The prophet Zephaniah sounds like a real bundle of fun. Even the start of his prophecy is stark – “will you just shut up and listen to God for once” he begins, but frankly you can see why people might not want to.
We don’t know much about him, but he was probably writing in the couple of decades before Jerusalem fell to the Babylonians, and you didn’t have to be a prophet to see that the storm-clouds were on the horizon. Like anyone of his time, he assumed that if disaster fell on a nation it was probably that nation’s fault, and he didn’t have any problem with the idea that it was God’s punishment on them. Most people now would take a very different view of God, and would be horrified at the suggestion that he would deliberately inflict the kind of misery that Zephaniah describes.
Despite that, though, his words can still have something to say to us. He rails against people who say that “The Lord will not do good, nor will he do harm”. Not only are they blind to the other people around them, they are blind to God too. They bury their heads in the sand, unwilling to accept that anything will disrupt the flow of their lives. They live in a bubble, entirely self-contained, sure that it can be “business as usual” for them. It’s an attitude we can just as easily find today. Climate change? What climate change? It is depressing to see people still trying to insist, in the face of all the scientific evidence, that it’s not happening, when communities in the poorest parts of the world are already being affected by it. We can fail to see the link between cause and effect in other ways too. If we allow inequality to increase, eventually it will come back and bite us, in the shape of social strife and the hollowing out of communities that we all, in the end, depend on. The Ebola crisis could have been averted if money had been ploughed into research to develop vaccines and treatment a generation ago, when it first emerged, but it wasn’t, because there wasn’t enough money in it. Now we see the result, and see that we are all threatened. We tend to assume that if we’re ok, that’s all that matters, but sooner or later the chickens come home to roost. And when calamity falls, it affects everyone, whether they were actually to blame or not.

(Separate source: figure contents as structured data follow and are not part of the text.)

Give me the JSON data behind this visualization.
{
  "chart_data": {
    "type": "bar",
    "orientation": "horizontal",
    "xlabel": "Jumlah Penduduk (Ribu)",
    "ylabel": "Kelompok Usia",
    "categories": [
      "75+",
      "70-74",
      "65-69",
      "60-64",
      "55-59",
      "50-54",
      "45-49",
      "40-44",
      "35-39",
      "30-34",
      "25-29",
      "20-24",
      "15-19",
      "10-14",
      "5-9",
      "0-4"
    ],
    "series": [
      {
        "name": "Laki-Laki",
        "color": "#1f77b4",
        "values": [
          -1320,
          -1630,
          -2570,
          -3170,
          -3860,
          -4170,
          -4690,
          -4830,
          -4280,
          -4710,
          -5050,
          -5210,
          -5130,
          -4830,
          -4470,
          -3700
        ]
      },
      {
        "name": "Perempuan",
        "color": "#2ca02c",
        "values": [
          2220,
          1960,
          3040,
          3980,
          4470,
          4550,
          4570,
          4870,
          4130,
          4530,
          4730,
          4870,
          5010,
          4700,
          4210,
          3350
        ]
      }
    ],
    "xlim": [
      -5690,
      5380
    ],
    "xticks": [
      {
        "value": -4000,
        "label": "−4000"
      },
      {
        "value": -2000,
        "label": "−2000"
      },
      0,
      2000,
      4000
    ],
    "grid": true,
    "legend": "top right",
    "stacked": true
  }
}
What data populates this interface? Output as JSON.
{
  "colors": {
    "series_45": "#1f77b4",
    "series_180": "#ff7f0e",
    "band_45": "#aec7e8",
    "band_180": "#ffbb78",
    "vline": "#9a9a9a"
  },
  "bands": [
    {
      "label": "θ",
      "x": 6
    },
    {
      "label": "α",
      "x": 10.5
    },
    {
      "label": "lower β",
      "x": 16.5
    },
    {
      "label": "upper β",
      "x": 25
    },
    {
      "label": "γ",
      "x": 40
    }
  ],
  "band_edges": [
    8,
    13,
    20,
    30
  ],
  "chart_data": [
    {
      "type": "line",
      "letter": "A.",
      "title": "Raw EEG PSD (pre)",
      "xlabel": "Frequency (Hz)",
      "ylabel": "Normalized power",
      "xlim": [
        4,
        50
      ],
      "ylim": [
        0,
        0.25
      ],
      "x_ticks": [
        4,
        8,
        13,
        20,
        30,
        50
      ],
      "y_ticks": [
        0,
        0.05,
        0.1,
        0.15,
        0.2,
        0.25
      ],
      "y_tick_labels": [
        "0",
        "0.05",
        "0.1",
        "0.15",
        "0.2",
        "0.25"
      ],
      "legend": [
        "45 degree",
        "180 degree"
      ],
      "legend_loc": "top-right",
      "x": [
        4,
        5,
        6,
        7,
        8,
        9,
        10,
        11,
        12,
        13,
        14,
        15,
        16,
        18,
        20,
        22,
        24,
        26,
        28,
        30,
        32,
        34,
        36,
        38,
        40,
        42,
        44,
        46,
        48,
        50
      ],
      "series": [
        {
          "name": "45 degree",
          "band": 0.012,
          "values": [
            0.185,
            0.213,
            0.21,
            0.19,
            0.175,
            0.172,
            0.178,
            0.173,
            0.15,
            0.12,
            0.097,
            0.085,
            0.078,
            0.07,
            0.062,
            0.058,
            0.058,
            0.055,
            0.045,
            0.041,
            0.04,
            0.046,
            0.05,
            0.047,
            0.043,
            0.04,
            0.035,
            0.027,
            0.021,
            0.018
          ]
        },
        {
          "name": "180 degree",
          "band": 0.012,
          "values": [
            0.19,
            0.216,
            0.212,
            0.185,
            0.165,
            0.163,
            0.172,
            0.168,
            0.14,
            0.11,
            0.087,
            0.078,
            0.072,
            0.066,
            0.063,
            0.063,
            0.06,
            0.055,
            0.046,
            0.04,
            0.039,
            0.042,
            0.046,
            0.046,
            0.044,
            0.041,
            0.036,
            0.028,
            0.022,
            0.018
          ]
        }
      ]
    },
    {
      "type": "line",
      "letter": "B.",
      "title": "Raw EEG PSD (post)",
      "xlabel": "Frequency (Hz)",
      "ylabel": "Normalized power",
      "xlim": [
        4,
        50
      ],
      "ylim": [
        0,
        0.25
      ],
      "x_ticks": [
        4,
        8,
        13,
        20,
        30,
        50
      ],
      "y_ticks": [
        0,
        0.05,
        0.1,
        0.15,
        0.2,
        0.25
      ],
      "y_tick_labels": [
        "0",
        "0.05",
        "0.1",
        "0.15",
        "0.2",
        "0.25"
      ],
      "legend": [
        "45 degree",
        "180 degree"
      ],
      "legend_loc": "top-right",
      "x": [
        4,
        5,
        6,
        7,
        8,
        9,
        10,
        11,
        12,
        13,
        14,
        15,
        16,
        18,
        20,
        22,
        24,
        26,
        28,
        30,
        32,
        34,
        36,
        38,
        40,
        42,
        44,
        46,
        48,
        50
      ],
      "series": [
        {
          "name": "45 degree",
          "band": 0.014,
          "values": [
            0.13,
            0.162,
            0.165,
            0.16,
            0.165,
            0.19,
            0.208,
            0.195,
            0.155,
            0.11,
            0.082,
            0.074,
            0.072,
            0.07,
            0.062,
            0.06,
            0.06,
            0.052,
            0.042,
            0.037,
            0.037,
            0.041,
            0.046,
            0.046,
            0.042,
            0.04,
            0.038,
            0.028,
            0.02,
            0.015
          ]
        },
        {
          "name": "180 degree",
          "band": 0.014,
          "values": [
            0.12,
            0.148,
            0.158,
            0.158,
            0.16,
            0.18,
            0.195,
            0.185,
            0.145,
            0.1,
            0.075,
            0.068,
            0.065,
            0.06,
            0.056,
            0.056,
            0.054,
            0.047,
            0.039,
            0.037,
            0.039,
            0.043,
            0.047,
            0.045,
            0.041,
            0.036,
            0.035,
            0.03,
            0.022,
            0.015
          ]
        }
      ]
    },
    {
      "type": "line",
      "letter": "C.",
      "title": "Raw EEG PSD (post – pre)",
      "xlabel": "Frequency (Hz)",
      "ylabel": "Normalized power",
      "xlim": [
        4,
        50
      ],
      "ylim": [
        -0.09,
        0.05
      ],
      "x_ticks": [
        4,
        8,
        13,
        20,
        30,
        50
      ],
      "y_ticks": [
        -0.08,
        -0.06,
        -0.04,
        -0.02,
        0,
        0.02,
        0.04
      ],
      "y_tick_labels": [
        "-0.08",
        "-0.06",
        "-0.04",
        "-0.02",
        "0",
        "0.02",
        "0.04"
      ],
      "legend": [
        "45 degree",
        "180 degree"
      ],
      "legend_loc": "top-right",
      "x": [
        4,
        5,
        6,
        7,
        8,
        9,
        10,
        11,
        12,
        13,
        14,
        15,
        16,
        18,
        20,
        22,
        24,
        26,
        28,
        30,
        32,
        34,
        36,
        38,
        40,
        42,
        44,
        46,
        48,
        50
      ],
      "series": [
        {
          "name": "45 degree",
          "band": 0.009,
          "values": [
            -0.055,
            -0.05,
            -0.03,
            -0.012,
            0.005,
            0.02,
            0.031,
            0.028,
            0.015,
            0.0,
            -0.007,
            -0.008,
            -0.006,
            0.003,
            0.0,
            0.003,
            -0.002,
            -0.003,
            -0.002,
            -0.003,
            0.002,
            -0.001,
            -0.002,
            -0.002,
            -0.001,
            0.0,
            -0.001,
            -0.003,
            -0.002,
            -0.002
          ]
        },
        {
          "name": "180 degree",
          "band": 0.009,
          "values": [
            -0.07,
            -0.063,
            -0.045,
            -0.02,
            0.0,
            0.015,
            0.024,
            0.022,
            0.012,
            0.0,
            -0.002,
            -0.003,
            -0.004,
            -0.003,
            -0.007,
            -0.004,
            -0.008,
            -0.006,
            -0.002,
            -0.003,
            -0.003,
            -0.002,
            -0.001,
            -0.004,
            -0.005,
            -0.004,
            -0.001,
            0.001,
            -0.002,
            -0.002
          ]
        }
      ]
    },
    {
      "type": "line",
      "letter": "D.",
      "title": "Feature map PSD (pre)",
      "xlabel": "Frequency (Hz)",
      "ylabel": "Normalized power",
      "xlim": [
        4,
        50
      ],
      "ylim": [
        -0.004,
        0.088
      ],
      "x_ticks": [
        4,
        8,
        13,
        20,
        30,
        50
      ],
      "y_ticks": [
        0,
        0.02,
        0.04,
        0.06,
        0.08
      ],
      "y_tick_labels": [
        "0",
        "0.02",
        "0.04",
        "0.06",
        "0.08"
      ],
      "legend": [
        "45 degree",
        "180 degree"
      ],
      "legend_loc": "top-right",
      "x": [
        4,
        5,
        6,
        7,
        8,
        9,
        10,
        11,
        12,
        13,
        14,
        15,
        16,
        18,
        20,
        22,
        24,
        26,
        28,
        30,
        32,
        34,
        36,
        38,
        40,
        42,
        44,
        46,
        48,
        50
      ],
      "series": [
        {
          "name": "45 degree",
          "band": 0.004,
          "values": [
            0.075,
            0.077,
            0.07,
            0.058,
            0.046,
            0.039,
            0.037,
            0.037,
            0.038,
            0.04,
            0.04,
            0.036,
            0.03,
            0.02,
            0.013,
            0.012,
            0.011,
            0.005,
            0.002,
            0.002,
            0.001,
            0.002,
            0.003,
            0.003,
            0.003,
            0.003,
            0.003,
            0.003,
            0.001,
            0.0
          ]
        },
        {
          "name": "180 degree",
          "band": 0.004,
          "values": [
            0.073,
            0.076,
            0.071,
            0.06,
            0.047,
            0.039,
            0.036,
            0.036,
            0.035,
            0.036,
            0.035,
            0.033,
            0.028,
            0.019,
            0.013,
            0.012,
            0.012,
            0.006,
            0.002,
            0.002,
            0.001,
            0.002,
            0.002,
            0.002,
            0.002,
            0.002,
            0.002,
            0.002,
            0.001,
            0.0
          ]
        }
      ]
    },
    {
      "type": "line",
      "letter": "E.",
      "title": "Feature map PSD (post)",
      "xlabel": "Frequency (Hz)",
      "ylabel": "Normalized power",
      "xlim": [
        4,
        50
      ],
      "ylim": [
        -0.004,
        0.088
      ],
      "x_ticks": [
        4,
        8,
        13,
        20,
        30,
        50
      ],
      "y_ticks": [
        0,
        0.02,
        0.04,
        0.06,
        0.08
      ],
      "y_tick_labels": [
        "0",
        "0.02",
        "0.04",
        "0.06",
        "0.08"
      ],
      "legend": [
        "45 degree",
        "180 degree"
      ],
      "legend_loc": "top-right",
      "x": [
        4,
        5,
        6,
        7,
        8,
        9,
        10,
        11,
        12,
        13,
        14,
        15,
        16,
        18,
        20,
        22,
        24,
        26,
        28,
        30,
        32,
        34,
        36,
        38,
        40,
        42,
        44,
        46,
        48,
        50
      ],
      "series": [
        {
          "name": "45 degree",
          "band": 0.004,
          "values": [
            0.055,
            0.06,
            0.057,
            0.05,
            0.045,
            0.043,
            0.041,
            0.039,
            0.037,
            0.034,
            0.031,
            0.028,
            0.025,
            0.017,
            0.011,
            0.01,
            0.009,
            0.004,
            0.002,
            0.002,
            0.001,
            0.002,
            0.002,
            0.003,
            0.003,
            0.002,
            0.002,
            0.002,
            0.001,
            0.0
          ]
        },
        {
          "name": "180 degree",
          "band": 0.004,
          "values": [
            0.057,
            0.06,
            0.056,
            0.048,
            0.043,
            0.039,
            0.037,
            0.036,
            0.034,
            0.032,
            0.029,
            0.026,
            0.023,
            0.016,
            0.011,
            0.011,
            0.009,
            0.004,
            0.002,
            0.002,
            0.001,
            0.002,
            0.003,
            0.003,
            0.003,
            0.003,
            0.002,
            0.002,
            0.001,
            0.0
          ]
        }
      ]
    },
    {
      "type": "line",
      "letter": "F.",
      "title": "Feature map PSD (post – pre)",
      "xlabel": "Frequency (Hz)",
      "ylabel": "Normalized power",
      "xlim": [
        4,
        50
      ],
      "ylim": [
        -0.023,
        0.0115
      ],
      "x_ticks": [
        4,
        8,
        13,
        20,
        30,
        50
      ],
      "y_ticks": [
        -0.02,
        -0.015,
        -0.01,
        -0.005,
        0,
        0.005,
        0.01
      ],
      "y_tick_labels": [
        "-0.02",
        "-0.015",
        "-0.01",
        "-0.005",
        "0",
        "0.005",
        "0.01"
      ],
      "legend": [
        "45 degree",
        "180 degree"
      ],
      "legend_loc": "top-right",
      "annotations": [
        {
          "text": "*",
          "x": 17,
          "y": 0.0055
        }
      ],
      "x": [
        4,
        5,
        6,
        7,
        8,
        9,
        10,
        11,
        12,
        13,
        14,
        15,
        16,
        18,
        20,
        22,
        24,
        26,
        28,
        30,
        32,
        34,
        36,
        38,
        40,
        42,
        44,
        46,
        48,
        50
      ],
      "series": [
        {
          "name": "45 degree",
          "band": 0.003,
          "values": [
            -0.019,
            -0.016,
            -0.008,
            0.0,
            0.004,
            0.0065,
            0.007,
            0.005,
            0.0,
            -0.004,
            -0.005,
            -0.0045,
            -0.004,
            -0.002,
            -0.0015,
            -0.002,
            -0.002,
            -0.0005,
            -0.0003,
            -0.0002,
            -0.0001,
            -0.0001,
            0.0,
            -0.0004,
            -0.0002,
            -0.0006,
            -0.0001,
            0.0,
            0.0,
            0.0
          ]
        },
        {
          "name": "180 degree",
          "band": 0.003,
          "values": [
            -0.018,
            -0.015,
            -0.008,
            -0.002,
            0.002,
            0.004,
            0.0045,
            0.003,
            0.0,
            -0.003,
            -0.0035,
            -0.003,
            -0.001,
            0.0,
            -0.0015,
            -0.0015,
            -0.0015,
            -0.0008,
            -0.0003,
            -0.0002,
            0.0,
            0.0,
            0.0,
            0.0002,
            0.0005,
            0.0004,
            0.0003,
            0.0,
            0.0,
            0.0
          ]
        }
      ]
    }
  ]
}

Zephaniah saw people behaving with no concern for justice, or for anyone except themselves. He could see that this would weaken the whole nation and make it all the more vulnerable to attack, and less able to cope with the aftermath of conquest. In the end, this would affect everyone. Maybe it wasn’t the “full and terrible end …of all the inhabitants of the earth”, but it would feel like it. We don’t have to see this as punishment inflicted by God to see the truth in what he says. Actions have consequences. What we do matters, and often in ways that we hadn’t imagined.
Why do we behave like this, when we know deep down it will end in tears? There’s perhaps a clue in our Gospel reading. Jesus tells the story of a man who goes on a journey, leaving three of his servants in charge of varying amounts of his money. Two of them get to work, investing it, taking risks – and when the master comes back they have doubled his investment. They couldn’t guarantee that this would happen, and maybe some of their investments didn’t work out – perhaps they’d hoped to treble the money. But at least they did something.
The third one, though, just buries his money in a hole in the ground, and when the master comes back, brushes off the mud and gives it back. The master is furious. The money could have made him new friends. It could have helped others, built up a bank of social good, strengthening his community, which would have benefitted everyone in the end. But all the servant wanted to do was live a quiet life. “I knew that you were a harsh man” says the servant, as if that were likely to endear him to his master.
Jesus is telling us that we need to take our responsibilities seriously as members of the human race, children of God, his servants. What we do matters.
God isn’t the harsh master of the parable – parables are stories to help us explore faith, not neat allegories where x means this, and y means the other. God certainly isn’t the avenging despot of Zephaniah’s vision, but the point both of them makes is true. We are each given a precious gift, the gift of life, and we are called to use it in a way which brings love and justice, not simply for our own purposes, but for the good of all, because we are all in it together in the end. If we can do that, when the days of reckoning come, as they always do sooner or later, we will be ready to meet them.
In the silence tonight let’s take ourselves seriously, as God does, as people who make a difference, whether we mean to or not.